White is a strategic realist. He’s making this point not because he is a ‘panda hugger’ or because he loathes America; in fact he has previously said he would prefer the US to remain the dominant force in the Indo-Pacific region. He just does not want to ignore the mounting evidence that America’s power and influence in this region is waning and can no longer be relied on to keep us safe.
To many Australians, including our political leaders – who are used to the warm and fuzzy ‘illusion’ (White’s word) that our alliance with the US will keep us safe – White’s message to the Australian government and public is neither warm nor comforting:
“We should tell Washington that we will not go to war over Taiwan. We should accept and acknowledge the reality that America will not be keeping Asia safe for us, nor providing an ultimate security guarantee. And we should free ourselves of the debilitating assumption that we cannot look after ourselves.”
As for whether Australia should increase its defence spending, White believes we might have to, but only to ensure that we can look after ourselves, not because Trump’s administration wants us to. As far as White sees it, the issue is not whether our defence spending should be increased; rather, it is to sort out how best to spend our defence budget:
“The key step is to decide that our armed forces must be designed primarily to defend Australia independently rather than to support America in a war with China. Once that is agreed, it becomes much easier to decide what capabilities we need.”
The Lowy Institute’s Sam Roggeveen, who argues Australia should behave like an echidna that curls into a ball and relies on its spines for protection, agrees with White. He thinks a more ‘respectable’ reason for lifting defence spending is precisely that the US has become less reliable.

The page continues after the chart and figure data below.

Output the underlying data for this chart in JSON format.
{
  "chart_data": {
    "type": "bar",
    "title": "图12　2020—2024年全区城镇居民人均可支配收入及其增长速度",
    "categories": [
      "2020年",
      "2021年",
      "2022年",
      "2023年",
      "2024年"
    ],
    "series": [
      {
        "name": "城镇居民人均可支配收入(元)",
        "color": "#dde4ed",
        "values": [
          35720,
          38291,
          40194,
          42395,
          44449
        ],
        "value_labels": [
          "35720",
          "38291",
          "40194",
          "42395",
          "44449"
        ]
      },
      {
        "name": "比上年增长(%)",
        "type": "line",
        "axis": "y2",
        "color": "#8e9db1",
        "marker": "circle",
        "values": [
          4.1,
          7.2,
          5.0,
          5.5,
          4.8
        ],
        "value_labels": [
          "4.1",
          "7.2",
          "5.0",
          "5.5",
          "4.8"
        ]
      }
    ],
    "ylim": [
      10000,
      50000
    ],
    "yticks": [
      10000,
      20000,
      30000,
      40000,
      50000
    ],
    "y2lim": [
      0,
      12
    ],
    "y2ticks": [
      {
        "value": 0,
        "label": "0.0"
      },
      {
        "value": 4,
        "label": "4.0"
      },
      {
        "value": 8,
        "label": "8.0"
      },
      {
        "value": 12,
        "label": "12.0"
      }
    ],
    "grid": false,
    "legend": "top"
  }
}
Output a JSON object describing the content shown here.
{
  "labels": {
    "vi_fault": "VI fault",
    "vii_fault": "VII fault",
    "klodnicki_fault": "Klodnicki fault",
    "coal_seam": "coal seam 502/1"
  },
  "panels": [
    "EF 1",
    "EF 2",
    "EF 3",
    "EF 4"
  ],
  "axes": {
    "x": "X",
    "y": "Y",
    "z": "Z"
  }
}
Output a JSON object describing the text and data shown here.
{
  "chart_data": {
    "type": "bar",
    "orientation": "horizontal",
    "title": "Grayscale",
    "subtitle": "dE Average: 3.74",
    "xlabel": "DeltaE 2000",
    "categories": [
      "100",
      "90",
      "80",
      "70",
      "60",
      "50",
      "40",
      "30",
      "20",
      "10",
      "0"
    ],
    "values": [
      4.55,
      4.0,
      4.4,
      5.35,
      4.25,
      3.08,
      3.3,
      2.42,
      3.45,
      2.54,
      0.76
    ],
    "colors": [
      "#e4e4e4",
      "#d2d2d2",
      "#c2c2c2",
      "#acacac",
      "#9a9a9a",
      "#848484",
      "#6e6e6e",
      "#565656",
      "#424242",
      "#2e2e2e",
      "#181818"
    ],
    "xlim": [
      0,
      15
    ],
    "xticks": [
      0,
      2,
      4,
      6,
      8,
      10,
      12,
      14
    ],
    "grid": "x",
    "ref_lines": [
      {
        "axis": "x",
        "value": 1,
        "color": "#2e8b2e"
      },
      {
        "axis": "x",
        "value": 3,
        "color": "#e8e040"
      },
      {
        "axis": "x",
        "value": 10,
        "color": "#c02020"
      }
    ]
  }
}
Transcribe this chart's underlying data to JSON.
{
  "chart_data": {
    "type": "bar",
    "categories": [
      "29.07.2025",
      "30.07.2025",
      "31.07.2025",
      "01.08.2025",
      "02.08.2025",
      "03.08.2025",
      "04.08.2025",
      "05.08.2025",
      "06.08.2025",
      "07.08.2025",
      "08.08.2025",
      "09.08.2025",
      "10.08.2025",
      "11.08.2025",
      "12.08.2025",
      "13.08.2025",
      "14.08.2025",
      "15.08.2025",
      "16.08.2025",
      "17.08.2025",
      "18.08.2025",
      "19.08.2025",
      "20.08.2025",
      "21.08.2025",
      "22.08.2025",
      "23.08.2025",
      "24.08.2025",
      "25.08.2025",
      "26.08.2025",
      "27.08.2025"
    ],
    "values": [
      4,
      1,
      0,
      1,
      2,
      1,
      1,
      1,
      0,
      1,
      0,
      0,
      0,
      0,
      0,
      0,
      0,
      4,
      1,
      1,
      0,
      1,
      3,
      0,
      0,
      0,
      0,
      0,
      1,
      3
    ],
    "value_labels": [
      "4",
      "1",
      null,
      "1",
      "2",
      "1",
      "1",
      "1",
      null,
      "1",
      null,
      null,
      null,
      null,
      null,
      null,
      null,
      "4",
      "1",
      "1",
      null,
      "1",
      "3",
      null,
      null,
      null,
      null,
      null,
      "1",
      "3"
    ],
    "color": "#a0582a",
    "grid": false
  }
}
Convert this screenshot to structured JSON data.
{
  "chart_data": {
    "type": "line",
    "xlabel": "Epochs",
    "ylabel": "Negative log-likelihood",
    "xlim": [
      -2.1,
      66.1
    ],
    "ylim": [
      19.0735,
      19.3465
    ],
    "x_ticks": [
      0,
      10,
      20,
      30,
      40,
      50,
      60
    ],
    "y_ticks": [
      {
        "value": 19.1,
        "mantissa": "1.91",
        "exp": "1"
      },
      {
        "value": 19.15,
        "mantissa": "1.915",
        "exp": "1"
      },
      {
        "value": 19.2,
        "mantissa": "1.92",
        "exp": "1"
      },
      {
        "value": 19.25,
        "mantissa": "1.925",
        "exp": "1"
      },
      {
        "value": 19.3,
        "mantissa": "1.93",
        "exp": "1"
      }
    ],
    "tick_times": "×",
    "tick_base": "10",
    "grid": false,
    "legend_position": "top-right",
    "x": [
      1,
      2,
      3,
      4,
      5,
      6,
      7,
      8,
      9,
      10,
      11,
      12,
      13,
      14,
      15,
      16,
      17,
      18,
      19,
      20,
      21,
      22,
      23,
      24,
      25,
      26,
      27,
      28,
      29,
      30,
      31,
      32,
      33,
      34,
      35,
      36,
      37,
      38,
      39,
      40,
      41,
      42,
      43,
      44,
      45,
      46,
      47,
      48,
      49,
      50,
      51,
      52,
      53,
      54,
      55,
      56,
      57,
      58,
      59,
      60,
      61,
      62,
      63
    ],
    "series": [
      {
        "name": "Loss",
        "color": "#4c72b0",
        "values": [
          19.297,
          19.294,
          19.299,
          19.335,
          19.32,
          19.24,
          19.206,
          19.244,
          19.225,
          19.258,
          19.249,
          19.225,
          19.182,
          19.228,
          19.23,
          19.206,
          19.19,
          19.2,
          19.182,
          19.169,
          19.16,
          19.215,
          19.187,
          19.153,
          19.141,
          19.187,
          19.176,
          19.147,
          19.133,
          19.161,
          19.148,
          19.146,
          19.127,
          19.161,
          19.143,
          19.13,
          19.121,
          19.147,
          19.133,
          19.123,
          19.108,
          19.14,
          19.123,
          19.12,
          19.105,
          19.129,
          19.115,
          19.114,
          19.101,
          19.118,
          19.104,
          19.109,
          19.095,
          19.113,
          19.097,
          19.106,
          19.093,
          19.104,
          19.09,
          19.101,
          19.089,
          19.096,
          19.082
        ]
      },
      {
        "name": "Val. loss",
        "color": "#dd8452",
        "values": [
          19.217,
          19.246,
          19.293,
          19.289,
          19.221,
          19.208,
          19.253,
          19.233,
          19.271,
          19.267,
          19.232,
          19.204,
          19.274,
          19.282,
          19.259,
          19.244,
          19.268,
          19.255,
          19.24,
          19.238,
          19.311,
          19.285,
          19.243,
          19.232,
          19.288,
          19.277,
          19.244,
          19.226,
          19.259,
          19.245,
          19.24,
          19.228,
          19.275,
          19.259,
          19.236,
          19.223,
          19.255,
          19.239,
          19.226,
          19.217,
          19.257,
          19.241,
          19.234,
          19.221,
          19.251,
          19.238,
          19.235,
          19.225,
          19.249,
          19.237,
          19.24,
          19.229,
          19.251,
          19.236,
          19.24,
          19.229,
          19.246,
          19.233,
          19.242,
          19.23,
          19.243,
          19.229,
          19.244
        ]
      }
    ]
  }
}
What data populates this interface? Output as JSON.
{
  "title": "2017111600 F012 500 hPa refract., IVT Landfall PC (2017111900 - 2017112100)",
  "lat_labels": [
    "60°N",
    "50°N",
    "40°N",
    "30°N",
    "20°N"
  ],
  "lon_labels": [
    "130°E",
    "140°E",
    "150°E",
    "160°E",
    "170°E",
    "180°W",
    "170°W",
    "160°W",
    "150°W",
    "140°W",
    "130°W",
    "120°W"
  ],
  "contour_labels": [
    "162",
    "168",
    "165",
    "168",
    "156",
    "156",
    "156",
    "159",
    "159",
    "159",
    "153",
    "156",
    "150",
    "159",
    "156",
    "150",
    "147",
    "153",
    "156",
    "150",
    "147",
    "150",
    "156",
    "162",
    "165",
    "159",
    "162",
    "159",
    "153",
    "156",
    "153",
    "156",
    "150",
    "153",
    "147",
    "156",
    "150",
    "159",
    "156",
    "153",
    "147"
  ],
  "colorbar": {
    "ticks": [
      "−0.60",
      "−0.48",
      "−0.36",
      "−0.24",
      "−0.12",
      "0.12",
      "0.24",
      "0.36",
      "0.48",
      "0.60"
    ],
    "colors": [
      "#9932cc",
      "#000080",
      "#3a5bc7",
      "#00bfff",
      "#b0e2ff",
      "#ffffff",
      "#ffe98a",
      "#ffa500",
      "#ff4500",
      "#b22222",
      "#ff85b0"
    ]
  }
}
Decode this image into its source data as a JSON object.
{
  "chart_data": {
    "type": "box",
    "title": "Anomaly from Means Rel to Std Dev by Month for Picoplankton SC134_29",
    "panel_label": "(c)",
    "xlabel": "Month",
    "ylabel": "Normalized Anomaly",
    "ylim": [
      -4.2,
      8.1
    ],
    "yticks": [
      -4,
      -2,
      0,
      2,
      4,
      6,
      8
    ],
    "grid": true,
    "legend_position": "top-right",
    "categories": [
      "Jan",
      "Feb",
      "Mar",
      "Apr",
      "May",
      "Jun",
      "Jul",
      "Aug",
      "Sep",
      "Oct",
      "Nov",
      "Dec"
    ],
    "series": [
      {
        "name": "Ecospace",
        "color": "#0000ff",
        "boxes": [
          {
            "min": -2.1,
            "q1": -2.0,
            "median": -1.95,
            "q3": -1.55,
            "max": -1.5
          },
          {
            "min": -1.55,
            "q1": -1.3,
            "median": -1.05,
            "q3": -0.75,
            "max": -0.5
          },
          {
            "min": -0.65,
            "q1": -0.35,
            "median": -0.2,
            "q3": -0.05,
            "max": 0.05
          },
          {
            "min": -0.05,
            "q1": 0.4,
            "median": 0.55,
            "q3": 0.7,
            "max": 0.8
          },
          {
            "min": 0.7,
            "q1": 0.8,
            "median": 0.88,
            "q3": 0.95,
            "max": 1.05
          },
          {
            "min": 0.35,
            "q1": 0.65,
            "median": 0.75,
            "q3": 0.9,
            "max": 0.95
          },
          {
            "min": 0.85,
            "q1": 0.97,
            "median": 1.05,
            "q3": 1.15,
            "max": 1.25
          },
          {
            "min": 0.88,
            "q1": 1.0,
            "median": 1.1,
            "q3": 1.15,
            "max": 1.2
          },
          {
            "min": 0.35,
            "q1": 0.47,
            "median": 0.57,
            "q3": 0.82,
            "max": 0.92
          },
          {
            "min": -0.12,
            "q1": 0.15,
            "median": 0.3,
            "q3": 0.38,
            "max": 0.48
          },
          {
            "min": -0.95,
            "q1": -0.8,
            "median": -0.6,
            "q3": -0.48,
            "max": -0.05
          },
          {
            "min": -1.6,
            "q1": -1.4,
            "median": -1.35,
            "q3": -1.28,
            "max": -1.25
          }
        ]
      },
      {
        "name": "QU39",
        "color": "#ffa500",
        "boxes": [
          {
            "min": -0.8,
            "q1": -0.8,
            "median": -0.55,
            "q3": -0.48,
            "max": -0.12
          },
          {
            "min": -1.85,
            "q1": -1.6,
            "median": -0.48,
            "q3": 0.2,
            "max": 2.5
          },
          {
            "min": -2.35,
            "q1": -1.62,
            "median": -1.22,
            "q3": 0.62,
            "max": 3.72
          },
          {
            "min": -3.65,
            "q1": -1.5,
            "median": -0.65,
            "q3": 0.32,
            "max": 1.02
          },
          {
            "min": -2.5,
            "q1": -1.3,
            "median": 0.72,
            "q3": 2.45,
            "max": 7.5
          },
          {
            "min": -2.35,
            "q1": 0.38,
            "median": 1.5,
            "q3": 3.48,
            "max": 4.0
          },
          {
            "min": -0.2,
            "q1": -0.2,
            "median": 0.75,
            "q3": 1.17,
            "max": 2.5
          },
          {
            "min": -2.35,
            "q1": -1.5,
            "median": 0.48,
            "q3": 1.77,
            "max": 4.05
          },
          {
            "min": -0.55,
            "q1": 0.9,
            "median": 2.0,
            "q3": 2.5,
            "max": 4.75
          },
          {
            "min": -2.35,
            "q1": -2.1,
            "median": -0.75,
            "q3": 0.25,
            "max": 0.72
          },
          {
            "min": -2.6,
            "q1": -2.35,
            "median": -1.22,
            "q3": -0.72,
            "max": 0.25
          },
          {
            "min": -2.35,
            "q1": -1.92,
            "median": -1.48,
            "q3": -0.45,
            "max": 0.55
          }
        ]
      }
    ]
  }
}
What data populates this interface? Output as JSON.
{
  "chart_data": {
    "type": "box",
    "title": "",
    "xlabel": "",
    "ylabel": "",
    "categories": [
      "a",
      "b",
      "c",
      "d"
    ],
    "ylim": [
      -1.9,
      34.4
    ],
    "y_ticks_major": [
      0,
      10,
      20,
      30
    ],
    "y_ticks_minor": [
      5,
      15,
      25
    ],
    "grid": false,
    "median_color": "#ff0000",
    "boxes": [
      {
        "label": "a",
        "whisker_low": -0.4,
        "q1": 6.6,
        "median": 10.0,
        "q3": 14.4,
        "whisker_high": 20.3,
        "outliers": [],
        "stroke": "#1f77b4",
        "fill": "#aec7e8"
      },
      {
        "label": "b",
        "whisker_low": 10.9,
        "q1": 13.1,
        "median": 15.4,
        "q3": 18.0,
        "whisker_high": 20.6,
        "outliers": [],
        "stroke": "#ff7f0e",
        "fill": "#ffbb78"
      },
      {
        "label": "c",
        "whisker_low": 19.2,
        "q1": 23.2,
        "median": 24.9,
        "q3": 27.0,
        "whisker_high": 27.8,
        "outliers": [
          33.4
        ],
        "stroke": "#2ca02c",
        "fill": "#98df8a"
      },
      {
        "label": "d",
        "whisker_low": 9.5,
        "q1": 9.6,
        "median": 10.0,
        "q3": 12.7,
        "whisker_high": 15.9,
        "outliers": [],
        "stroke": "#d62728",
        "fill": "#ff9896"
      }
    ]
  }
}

As historians tell us, Australia’s fear and anxiety about external threats are not new. We feared China/Chineseness during the gold rush, the White Australia period and the Cold War. We then feared the Japan threat in the 1980s, and the Indonesia threat towards the end of the 20th century. Now, Australia fears the China threat once again.
But Australia has also lived in fear of abandonment, first by mother Britain, then by Uncle Sam. This entrenched fear of external threats, when combined with the fear of being abandoned by an external powerful protector, makes a paradigm shift in our foreign policy almost unimaginable. But reimagine we must, according to strategic realists.
That is why White believes a revolution in our foreign policy thinking – a revolution similar to the one that’s happening in Europe – is what Australia needs. Revolutions are never ‘easy and comfortable’. But given the cold ‘hard new world’ we’re in today, White believes that, while Australia should by no means sever its ties with the US, the sooner we abandon the illusion that America is going to manage China for us, the safer we will be as a nation.